Henri Girard
Auteur de romans et de nouvelles

Il y a un peu plus de cinquante ans, mai 68.

Ils enfantèrent dans la couleur, celle du ciel de mai 68, d’un des plus jolis mots de la langue française : solidarité. Qui sont-ils ceux-là qui, cinquante ans plus tard, affirment que leur meilleur souvenir, celui qui tient aux tripes et au cœur, celui qui les unit encore, les lie pour une éternité, c’est celui de leur union, leur communion. Ils étaient solidaires.

Aujourd’hui ils ont entre soixante-dix ans et quatre-vingts et quelques… Certains en parlent avec de l’émotion, un peu de rosée dans les mirettes, d’autres avec leur faconde en drapeau, d’autres plus sérieusement, avec rigueur. Leur solidarité de l’époque remonte du creuset de leur mémoire, s’extrait de la gangue du temps, exhale un parfum de nostalgie. Cette nostalgie, c’est de la mélancolie heureuse. C’est un âtre qui réchauffe à la flamme du souvenir des mains devenues plus ou moins noueuses, des cheveux plus ou moins rares, des rides, certes, mais toujours belles.
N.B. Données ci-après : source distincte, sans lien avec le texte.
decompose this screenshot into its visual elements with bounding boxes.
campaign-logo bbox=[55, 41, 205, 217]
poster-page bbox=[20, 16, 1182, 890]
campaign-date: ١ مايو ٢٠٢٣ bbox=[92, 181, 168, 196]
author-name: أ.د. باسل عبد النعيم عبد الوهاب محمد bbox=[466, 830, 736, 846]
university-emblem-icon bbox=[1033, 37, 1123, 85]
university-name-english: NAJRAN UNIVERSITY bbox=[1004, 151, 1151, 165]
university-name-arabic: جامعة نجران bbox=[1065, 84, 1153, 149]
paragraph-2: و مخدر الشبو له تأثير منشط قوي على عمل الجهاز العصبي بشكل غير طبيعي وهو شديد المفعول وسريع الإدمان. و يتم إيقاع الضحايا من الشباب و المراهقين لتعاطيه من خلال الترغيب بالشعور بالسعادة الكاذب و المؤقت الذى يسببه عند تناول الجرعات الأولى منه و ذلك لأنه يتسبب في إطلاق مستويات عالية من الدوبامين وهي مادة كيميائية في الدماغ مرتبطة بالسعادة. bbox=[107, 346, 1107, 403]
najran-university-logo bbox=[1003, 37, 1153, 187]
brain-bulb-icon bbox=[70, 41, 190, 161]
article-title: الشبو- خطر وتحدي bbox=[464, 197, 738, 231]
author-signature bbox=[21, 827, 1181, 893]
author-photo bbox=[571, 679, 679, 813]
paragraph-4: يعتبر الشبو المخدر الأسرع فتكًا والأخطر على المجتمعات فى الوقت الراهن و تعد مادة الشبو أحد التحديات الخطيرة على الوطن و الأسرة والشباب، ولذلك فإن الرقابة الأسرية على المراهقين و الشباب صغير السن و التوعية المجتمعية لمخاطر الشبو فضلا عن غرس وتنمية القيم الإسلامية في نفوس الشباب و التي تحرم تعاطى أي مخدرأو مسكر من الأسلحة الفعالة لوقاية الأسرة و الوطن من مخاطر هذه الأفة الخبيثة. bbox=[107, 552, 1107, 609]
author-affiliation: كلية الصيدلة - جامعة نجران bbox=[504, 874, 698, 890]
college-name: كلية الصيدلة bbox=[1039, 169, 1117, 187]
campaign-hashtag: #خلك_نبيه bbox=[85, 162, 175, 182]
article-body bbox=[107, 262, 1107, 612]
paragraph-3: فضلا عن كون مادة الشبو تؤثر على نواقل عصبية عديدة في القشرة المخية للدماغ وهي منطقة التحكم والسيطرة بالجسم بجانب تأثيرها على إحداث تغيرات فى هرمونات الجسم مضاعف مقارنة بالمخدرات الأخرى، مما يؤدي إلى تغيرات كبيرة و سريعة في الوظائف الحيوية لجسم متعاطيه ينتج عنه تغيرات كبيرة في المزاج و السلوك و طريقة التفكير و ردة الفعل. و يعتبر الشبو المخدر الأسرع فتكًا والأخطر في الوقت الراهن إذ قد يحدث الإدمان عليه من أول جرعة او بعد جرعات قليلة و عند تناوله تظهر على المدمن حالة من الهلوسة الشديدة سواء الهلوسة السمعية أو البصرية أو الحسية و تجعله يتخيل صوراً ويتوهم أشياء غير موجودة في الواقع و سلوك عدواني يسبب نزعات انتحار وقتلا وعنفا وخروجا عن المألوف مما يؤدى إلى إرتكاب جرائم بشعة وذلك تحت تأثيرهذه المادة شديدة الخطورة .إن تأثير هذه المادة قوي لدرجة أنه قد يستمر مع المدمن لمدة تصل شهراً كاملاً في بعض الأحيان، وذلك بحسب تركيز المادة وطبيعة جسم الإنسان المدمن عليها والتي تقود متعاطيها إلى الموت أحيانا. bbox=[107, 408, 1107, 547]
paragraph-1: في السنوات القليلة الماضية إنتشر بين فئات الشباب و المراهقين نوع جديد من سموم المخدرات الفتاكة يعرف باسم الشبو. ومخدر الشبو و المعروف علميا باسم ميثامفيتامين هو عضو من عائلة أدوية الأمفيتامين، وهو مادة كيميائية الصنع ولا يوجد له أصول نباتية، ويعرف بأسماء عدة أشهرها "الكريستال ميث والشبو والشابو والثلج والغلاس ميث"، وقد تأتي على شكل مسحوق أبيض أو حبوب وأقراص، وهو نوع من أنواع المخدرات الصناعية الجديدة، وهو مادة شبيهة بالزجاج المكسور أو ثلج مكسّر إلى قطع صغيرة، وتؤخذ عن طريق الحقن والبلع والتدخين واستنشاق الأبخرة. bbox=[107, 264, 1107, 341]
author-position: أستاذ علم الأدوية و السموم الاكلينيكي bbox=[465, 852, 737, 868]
La solidarité, c’est un produit de beauté, un produit de bonté.

Sous ses habits de modestie, de dévouement, d’échange, d’altruisme, de partage, c’est tout simplement un geste fait par le bras qui donne et le cœur qui s’émeut pour plus pauvre que soi.

Si le mot de « solidarité » est resté ancré en eux comme un symbole de ce que fut, pour le meilleur, leur mai 68, c’est sans doute parce que ce mot fait aujourd’hui partie de leur patrimoine personnel et citoyen, c’est de la chair au sein de la leur ; c’est en eux, dans leurs veines, un sang nourricier.

Elle est en eux. Ils en sont fiers.

N’oublie jamais, mon gamin. C’est pour toi qu’ils l’ont fait.